Many DACA work permit holders who lose their jobs may have to settle for lower-paying work in jobs that don't fully use their education or skills.

“They are going to be thrown back in the group of undocumented, which have had very limited options," Peri said. "So they may find employment in some restaurant as a waiter, without much of a formal contract, but they won’t find a job at a dentist office as a technician.”

Opponents of DACA say they’re against allowing DACA recipients to continue to work legally, even if they do have education or skills. Some argue their jobs should be filled by Americans and others in the country legally.

John Miano with the Center for Immigration Studies, a Washington, D.C. think tank that advocates for stricter immigration rules, said even if Congress devises a solution to the DACA dilemma, this will do nothing to discourage illegal immigration.

“If there were some rational approach to immigration reform, there would be some account for dealing with the people like that who are here in that situation," Miano said, referring to the young immigrants. "But I think we also have to deal with the problem of cutting off the flow behind them.”

PONDERING HIS FUTURE

Arriving at his destination in Irvine, Isais parked on a manicured street, grabbed his bag of tools and headed for his assigned address.

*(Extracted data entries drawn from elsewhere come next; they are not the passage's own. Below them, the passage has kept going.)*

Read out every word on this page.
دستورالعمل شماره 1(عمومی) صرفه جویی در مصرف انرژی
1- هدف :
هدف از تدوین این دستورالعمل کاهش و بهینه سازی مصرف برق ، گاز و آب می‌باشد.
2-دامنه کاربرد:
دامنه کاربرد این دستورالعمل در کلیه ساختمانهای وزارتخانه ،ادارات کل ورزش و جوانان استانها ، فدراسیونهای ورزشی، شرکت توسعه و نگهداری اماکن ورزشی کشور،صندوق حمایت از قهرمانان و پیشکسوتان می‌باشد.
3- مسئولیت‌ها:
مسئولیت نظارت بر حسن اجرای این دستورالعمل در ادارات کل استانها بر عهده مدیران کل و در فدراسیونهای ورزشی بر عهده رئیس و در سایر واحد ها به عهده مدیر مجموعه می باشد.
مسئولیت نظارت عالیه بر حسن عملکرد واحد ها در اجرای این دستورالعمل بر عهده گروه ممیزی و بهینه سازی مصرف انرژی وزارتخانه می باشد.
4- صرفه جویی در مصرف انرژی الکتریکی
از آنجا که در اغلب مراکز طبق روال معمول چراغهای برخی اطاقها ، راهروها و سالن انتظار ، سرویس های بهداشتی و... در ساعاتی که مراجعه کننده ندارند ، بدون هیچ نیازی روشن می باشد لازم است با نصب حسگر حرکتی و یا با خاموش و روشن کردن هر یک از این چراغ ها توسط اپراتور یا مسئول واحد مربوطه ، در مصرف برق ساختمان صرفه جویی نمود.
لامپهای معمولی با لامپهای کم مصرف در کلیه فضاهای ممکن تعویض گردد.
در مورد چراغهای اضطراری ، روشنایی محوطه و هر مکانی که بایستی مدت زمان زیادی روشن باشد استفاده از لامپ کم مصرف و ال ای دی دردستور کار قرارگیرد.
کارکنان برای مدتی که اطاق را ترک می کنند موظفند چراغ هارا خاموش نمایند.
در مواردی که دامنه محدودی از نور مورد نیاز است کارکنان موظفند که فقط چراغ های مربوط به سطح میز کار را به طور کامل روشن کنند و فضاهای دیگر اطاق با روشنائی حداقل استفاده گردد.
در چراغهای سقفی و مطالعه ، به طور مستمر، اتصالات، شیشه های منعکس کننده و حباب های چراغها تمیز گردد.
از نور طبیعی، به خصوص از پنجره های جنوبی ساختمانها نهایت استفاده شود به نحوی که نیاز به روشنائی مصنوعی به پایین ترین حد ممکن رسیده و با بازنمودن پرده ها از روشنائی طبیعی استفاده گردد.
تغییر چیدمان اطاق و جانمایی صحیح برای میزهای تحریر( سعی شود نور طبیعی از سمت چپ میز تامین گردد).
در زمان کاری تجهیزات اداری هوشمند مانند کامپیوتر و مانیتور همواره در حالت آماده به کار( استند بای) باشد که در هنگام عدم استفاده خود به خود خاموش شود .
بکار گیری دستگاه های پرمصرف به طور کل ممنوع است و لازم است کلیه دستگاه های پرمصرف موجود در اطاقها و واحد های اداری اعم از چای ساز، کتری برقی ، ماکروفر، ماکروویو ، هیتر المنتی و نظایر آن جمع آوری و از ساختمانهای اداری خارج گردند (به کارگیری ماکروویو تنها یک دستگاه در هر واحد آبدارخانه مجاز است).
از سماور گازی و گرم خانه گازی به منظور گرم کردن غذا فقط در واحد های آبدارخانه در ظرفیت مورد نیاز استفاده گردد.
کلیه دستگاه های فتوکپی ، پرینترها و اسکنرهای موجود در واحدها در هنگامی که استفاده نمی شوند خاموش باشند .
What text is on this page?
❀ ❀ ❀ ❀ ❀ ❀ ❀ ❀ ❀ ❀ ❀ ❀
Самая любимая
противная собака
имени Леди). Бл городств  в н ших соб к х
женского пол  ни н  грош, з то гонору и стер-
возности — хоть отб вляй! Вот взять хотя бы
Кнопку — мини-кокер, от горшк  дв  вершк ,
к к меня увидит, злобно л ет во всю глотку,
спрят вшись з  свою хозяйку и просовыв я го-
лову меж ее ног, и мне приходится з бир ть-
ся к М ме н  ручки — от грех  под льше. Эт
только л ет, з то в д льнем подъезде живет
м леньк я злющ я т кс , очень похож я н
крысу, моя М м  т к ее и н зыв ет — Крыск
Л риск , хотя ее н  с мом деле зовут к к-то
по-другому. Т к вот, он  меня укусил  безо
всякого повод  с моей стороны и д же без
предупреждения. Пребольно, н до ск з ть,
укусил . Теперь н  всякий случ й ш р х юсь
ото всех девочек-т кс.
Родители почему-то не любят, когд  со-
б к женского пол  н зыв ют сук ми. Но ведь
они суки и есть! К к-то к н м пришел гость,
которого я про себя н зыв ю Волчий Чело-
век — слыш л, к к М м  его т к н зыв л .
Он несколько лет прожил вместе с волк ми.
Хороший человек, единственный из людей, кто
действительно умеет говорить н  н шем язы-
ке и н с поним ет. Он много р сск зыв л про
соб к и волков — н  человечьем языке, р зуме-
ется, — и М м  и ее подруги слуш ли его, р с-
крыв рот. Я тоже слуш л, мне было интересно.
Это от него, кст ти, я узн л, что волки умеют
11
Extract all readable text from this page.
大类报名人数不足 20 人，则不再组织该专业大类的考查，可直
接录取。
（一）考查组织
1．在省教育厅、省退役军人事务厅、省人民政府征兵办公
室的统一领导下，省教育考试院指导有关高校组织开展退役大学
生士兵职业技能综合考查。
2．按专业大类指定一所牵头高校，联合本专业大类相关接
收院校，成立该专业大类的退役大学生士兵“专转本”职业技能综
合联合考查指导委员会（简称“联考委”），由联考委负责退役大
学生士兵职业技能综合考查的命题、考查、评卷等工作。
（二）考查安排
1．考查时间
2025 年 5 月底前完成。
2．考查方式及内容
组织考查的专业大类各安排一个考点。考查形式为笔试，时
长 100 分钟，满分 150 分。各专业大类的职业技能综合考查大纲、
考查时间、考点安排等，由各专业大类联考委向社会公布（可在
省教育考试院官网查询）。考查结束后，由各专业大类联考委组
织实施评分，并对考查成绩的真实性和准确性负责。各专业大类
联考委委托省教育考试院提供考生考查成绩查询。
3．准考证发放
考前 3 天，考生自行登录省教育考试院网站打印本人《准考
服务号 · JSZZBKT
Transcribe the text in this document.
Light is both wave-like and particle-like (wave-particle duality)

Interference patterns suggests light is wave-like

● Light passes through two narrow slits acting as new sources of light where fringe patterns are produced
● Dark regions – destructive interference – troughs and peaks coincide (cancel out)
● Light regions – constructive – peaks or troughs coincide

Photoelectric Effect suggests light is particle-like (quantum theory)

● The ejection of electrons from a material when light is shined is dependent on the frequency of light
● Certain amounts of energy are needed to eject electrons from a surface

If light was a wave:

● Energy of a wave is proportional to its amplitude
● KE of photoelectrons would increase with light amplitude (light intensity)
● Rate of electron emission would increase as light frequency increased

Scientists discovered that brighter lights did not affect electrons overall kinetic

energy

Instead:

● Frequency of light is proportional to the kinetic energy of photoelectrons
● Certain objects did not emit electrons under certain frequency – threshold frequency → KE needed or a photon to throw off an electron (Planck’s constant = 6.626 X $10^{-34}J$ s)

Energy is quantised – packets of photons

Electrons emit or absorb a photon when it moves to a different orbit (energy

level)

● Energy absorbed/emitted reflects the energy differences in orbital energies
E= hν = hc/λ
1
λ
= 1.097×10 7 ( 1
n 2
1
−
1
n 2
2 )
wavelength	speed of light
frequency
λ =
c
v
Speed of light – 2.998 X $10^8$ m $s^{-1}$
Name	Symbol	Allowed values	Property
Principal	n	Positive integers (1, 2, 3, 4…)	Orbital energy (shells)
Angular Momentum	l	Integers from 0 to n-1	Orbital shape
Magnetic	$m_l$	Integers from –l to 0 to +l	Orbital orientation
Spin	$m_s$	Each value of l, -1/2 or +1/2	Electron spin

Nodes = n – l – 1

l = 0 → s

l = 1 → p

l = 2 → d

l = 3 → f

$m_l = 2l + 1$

A young woman opened the door.

She walked Isais to a table where she displayed her phone with its badly cracked screen. It fell out of the pocket of her medical scrubs, she explained. 

"Do you work in a hospital?" he asked, perking up. She told him she's a medical student, and Isais excitedly told her about his own training. 

"I just did a rotation at UCLA ... it's awesome," he said.

Isais wrapped up the repair job, wished his customer good luck in her studies, and got the same from her. Then he was off to his next repair appointment, this time in Fullerton.

In his car again, Isais described his years as an unauthorized immigrant working odd jobs where employers often looked the other way. But once he knew he could work legally, he attended community college and earned an associate degree. He then decided to specialize in brain scans, and is working on a second associate degree in neurodiagnostic technology.

Now he worries his training may go to waste without a valid work permit.

“If the hospital says, 'Hey, your work permit that you have — you know, it’s expiring next month. We need you to show proof of renewal,' ... I’m guessing they are just going to say, 'Well, see you later,'" he said with a nervous laugh.

Isais is in line for a green card. His oldest brother, a U.S. citizen, sponsored him for legal residency back in 2001. But getting one takes at least 20 years, which means he likely won't have it by the time his DACA work permit expires. 

If all else fails, Isais said, he does know how to fix cell phones, and he supposes he could work for himself. "So I could actually order parts and do the repairs on my own, if I wanted."

But after years in the classroom and now training in hospitals, he said he would much rather be working on brain scans — and helping to fix not phones but people.